UNDER 15 / Ternana – Campobasso 0-4
Non è solo una vittoria: è una dimostrazione di maturità.
Su un campo storicamente complicato, il Campobasso entra con un approccio netto, senza fase di studio. Dopo venti minuti la partita è già indirizzata: Manente sblocca il risultato su assist di Di Lucera, Ponsiglione raddoppia sugli sviluppi di un calcio d’angolo, Maceria trasforma il rigore che vale il 3-0.
Tre situazioni diverse, tre segnali chiari: costruzione, palla inattiva, freddezza dagli undici metri. Non casualità, ma completezza.
La Ternana prova a rientrare, ma il Campobasso gestisce senza abbassarsi, mantenendo equilibrio tra le fasi e controllo del ritmo. Nella ripresa la squadra continua a giocare, senza limitarsi ad amministrare. Il quarto gol arriva dopo mezz’ora, con Domeneghetti che chiude una progressione personale trasformandola in rete. È il sigillo su una partita mai in discussione. Mister Roberto Quaranta evidenzia il salto di qualità: “Cercavamo una risposta dopo le ultime gare, soprattutto nell’atteggiamento. È arrivata. La squadra ha imposto il proprio gioco dal primo minuto ed è stata concreta sotto porta. Bene anche la gestione dei cambi: chi è entrato ha mantenuto lo stesso livello di intensità”. Qui il punto non è il punteggio, ma come è arrivato. E il “come” racconta una squadra in crescita reale.

UNDER 13 / Casertana – Campobasso 4-0
Una chiusura che non riflette il percorso costruito negli ultimi mesi.
Il Campobasso entra in campo con un approccio poco incisivo e la Casertana ne approfitta subito, mostrando maggiore prontezza e capacità di gestione. La partita si indirizza rapidamente e i rossoblù non riescono mai a trovare una reazione strutturata.
È una prestazione distante da quelle offerte nel girone di ritorno, dove la squadra aveva mostrato continuità e qualità, spesso anche al di là del risultato.
Mister Michele Colitti utilizza parole chiare ma non rinuncia alla visione complessiva: “L’approccio non è stato quello giusto, ed è un peccato perché venivamo da un periodo di prestazioni importanti. Questo però non cancella il percorso: i ragazzi hanno dimostrato di poter competere e di aver ridotto il divario con le altre. Ora serve trasformare anche questa sconfitta in un punto di partenza per programmare il lavoro estivo”.

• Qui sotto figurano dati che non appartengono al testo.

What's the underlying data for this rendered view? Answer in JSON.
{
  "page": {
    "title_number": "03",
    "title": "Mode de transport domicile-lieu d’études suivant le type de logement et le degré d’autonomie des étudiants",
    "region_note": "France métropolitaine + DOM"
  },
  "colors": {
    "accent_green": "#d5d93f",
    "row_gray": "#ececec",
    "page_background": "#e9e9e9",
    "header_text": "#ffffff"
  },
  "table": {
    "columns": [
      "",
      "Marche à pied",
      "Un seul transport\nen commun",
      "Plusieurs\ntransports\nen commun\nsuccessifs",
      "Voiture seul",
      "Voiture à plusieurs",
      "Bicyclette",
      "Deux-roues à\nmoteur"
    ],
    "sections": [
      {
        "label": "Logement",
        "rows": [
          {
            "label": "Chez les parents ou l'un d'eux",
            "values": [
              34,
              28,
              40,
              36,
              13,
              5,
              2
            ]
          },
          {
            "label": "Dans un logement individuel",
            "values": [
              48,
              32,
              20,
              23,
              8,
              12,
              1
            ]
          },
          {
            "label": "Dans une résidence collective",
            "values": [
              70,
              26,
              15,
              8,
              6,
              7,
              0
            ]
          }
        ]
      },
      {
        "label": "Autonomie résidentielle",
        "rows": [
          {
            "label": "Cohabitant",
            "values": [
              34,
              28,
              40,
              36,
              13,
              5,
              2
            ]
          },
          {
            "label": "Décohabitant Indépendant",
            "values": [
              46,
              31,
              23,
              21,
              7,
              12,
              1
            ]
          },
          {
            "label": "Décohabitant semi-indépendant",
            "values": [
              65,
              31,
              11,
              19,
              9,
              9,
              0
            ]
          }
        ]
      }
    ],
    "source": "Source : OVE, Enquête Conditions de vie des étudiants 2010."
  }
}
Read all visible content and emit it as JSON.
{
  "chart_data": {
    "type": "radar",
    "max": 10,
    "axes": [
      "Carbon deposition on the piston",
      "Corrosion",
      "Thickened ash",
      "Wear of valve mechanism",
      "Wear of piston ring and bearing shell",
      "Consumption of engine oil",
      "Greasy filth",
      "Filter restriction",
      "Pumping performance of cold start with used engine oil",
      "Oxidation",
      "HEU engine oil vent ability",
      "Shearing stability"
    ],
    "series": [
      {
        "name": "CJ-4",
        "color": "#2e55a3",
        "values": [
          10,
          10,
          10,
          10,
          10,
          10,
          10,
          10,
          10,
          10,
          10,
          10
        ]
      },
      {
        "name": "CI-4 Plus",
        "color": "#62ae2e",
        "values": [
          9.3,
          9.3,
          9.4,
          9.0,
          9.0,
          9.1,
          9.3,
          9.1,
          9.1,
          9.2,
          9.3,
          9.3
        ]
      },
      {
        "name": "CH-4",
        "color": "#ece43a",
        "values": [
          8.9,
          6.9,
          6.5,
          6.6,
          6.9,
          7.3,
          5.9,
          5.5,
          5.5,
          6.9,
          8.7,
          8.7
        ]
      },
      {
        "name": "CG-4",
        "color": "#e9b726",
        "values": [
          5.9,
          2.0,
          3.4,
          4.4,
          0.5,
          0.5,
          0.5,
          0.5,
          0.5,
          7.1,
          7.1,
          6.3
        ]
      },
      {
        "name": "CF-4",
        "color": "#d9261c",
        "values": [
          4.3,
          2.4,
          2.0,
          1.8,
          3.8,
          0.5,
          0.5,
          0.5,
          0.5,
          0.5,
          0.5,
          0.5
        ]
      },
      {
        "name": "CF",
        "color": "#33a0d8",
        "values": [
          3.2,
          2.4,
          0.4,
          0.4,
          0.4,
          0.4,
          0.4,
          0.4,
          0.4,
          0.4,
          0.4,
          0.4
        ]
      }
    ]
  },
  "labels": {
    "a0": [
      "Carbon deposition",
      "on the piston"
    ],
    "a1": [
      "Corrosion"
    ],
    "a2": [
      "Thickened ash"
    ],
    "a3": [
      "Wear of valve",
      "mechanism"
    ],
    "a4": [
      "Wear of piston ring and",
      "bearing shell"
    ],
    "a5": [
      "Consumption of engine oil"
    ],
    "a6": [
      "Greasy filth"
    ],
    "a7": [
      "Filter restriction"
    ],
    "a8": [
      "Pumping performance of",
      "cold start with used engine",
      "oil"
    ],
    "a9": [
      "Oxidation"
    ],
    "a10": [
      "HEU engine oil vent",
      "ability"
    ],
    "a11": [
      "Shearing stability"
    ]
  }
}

UNDER 12 FEMMINILE / Avellino – Campobasso 0-3
Una partita gestita con continuità e controllo in ogni fase.
Il Campobasso impone il proprio ritmo fin dall’inizio, vincendo tutti e tre i tempi con margine (3-1, 3-0, 3-0) e mostrando una superiorità costante sia nel palleggio che nelle soluzioni offensive.
Nonostante le difficoltà iniziali legate al campo in erba, poco abituale per il gruppo, le ragazze si adattano rapidamente, aumentando sicurezza nelle giocate e qualità nelle scelte.
Il risultato è una prestazione completa, che conferma i progressi del gruppo sia sul piano individuale che collettivo, con una crescita evidente nella gestione della gara.